I suggested the ornamental garden by the gym, one of the few places on the campus where a male and female student had a fair chance of being undisturbed. We reached it by a short cut through the bushes.
It was a charming, spot, with a fountain playing into a marble pool. In the gathering twilight it looked particularly lovely. A late flowering forsythia drooped canary yellow close to the brim of the pool, there was an all-pervading fragrance of narcissus, and brooding over the lily-pads stood a little German figurine of wrought-iron, a bearded dwarf with a red cap and a wise, solemn face.
Steve and I sat on the stone bench by the pool. For a moment or two we did not speak. Steve was staring down between his knees at the intricate mosaic of the paving.
“Why, oh why was I such a fool?” he muttered, more to himself than to me. “Lord, what a mess!”
I was terribly fond of Steve and I felt terribly sorry for him now. I put out my hand and touched his shoulder. He raised his head, and his face in the half light was haggard and grim.
“I want you to know how badly I feel about all this, Lee,” he said quietly. “You were fond of Grace, weren’t you? I’d like Jerry to know how sorry I am, too. I feel pretty low about that dust-up he and I had. It was about Grace and …”
He broke off, adding with a hard, rather savage laugh, “I ought to
apologize, too, for walking out on my party last night. Heaven knows I stepped with both feet out of the frying pan into the fire.”
I knew, of course, that Steve had not returned to the dormitory until four o’clock in the morning, but this seemed a fragile link in the chain of mysterious circumstances, and one only distantly connected with the major tragedy of Grace’s death.
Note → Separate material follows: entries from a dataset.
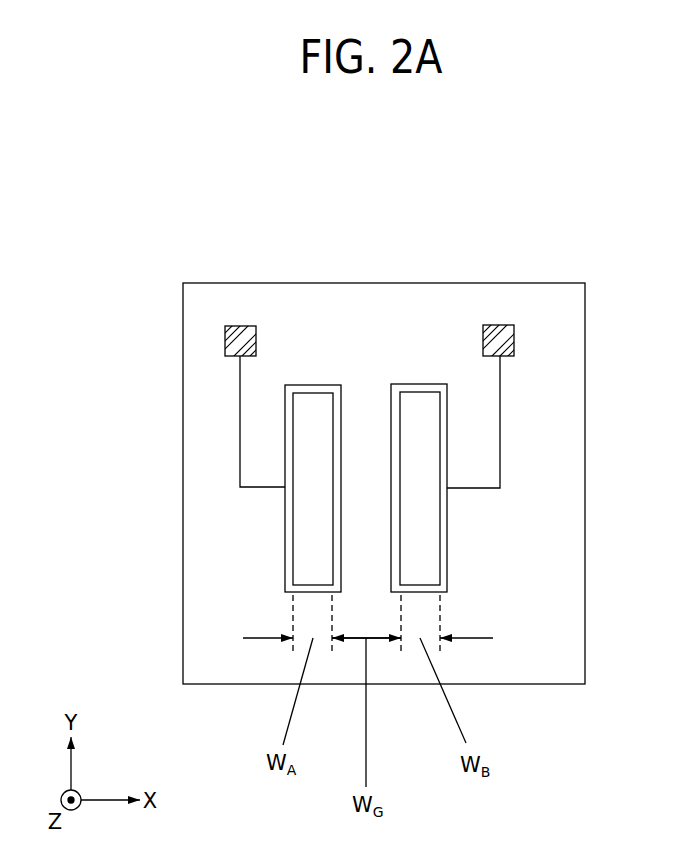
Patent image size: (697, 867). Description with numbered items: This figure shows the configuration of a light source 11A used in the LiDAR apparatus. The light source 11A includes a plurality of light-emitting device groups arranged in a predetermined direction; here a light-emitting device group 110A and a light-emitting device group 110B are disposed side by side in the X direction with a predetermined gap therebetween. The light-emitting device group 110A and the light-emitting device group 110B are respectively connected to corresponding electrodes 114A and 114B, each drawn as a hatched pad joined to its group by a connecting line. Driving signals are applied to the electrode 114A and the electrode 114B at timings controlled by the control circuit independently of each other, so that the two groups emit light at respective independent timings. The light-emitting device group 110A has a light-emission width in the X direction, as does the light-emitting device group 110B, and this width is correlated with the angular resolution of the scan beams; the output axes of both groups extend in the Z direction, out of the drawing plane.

The light source 11A is at (591, 143).
The light-emitting device group 110A is at (313, 397).
The light-emitting device group 110B is at (417, 397).
The electrode 114A is at (225, 341).
The electrode 114B is at (514, 341).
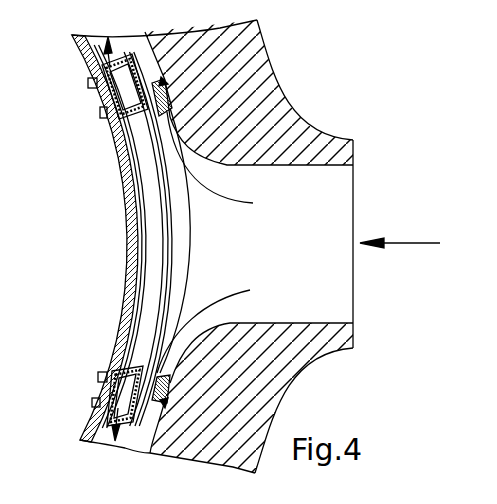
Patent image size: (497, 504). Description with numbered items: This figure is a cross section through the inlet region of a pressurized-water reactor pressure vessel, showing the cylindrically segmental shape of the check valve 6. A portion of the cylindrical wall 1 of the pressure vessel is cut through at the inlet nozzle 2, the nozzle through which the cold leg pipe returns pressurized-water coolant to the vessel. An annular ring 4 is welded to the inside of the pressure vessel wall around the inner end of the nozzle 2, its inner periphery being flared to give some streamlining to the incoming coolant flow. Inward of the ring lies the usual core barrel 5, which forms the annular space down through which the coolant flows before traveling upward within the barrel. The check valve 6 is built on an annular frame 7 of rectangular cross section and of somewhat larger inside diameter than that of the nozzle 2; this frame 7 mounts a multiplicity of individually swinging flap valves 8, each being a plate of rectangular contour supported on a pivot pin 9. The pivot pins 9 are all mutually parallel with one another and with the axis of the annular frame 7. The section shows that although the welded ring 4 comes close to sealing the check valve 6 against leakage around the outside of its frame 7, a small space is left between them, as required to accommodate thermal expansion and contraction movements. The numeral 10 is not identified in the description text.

The cylindrical wall 1 is at (252, 50).
The inlet nozzle 2 is at (353, 142).
The annular ring 4 is at (143, 138).
The core barrel 5 is at (125, 302).
The check valve 6 is at (153, 273).
The annular frame 7 is at (138, 427).
The flap valves 8 is at (110, 92).
The pivot pin 9 is at (143, 373).
The flow channel direction 10 is at (253, 203).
“I simply had to leave the Amber Club when I did,” Steve insisted, taking my hands and pulling me round to face him. “And I had to go somewhere and do something that simply had to be done. I’m not telling anyone about that. But later on something happened which someone must tell the police.”
“You mean you’d like them to know the second half of the story without having to tell them exactly why you left the Amber Club.” I smiled at him a little frostily. “I suppose it was something to do with a girl?”
“Yes, there’s a girl in it, indirectly—and directly.” He looked up at me and I caught a glimpse of the old twinkle in his eyes. “I thought you’d have guessed, Lee. I’ve got it badly this time. Haven’t you noticed how I’ve given up running around and raising hell like I used to? Of course I’ve had to reform some since Dad decided to run for President, but that wasn’t the only reason.”
I said “Oh” rather limply. Sitting there in the early spring darkness with Steve’s fingers warm on mine, his eyes bright and eager on my face, I felt a vague stirring of jealousy for this unknown girl.
He moved a shade closer, and perhaps for the first time I was conscious of how dangerously attractive he was. “I thought you’d guessed I was in love, Lee, because you’re in love, too, aren’t you?”